Properties of local orthonormal systems, Part II: Geometric characterization of Bernstein inequalities

Let (Ω,ℱ,P) be a probability space and let (ℱ_n)_n=0^∞ be a binary filtration. i.e. exactly one atom of ℱ_n−1 is divided into two atoms of ℱ_n without any restriction on their respective measures. Additionally, denote the collection of atoms corresponding to this filtration by A. Let S⊂L^∞(Ω) be a finite-dimensional linear subspace, having an additional stability property on atoms A. For these data, we consider two dictionaries: • C={f⋅1_A:f∈S,A∈A}, • Φ – a local orthonormal system generated by S and the filtration (ℱ_n)_n=0^∞. Let L^p(S)=span¯_L^p(Ω)C=span¯_L^p(Ω)Φ, with 1<p<∞. We are interested in approximation spaces A_q^α(L^p(S),C) and A_q^α(L^p(S),Φ), corresponding to the best n-term approximation in L^p(S) by elements of C and Φ, respectively, where α>0 and 0<q≤∞. It is known that in the classical Haar case, i.e. when S=span(1_[0,1]) and the binary filtration (ℱ_n)_n=0^∞ is dyadic (that is, an atom A∈A is divided into two new atoms of equal measure), we have A_q^α(L^p(S),Φ)=A_q^α(L^p(S),C), cf. P. Petrushev (2003). This motivates us to ask the question whether this equality is true in the general setting described above. The answer to this question is governed by the validity of a specific Bernstein type inequality BI(A,S,p,τ), with parameters 1<p<∞, 0<τ<p.

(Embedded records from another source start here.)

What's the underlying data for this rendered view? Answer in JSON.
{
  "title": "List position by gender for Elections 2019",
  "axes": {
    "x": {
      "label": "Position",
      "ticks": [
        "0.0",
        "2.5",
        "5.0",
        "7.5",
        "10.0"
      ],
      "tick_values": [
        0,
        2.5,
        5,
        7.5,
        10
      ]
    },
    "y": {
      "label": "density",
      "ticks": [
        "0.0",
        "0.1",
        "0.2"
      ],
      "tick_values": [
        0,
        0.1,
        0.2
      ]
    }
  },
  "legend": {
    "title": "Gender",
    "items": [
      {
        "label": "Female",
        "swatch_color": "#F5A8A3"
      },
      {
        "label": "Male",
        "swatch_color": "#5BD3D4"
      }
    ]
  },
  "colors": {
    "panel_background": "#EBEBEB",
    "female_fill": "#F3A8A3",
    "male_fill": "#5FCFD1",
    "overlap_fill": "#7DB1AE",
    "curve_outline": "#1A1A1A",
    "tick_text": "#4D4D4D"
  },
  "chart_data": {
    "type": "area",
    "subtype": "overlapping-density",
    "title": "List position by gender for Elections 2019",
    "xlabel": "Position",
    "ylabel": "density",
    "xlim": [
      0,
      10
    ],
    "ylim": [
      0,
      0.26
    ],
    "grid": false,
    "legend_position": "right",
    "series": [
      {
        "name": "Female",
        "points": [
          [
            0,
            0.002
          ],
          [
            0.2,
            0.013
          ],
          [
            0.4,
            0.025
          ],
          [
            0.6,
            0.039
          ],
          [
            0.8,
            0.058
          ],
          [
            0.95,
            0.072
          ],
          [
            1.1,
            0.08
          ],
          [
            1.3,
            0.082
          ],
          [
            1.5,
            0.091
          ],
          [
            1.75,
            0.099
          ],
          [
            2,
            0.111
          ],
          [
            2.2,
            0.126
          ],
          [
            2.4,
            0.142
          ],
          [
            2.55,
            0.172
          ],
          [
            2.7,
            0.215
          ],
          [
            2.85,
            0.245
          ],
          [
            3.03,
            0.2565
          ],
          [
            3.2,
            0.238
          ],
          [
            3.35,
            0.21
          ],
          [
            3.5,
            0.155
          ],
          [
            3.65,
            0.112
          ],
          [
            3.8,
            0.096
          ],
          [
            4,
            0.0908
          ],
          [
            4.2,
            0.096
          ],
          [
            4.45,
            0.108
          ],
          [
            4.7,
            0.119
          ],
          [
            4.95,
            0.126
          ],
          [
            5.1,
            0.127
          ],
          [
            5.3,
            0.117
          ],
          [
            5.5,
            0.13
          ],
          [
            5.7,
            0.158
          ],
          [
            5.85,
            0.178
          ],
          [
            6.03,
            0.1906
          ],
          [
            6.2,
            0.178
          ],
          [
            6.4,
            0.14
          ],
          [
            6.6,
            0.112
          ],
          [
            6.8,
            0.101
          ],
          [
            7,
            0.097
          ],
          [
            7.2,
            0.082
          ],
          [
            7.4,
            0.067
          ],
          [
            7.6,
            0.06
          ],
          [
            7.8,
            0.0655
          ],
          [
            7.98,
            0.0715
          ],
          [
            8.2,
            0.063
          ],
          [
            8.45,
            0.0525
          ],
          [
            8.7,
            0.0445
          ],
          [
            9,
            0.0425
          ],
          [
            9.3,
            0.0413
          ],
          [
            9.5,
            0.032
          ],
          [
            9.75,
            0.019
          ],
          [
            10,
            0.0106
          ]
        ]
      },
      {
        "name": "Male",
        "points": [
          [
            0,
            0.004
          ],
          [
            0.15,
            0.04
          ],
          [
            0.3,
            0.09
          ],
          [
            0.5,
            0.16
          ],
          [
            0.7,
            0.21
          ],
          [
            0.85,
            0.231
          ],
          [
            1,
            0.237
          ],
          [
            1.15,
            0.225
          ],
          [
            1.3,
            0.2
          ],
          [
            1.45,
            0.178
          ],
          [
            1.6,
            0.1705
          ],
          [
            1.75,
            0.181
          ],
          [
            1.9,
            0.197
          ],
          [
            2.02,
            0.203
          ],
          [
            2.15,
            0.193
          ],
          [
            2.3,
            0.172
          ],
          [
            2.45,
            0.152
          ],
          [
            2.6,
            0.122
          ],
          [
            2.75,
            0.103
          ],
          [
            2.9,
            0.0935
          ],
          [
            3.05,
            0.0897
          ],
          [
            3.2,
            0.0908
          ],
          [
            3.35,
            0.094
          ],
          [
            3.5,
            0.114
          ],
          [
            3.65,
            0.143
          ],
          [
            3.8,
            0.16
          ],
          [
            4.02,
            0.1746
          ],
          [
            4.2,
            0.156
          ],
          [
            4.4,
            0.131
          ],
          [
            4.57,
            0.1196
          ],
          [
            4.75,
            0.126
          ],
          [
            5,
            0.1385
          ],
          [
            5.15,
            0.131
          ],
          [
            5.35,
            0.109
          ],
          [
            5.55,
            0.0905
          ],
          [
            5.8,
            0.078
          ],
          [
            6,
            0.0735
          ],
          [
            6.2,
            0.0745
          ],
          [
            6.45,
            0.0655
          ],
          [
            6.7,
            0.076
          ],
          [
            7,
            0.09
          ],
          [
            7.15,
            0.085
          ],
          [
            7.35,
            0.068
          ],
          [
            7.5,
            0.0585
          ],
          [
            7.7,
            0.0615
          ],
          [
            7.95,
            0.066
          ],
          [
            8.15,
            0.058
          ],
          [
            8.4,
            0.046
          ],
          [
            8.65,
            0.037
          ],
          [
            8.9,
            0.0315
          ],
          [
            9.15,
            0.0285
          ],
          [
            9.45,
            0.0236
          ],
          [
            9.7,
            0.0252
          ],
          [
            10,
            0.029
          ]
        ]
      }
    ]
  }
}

The main result of this paper is a geometric characterization of this type of Bernstein inequality BI(A,S,p,τ), i.e. a characterization in terms of the behavior of functions from the space S on atoms A and rings ℛ={A∖B:A,B∈A,B⊂A}∖A. We specialize this general result to some examples of interest, including general Haar systems and spaces S consisting of (multivariate) polynomials.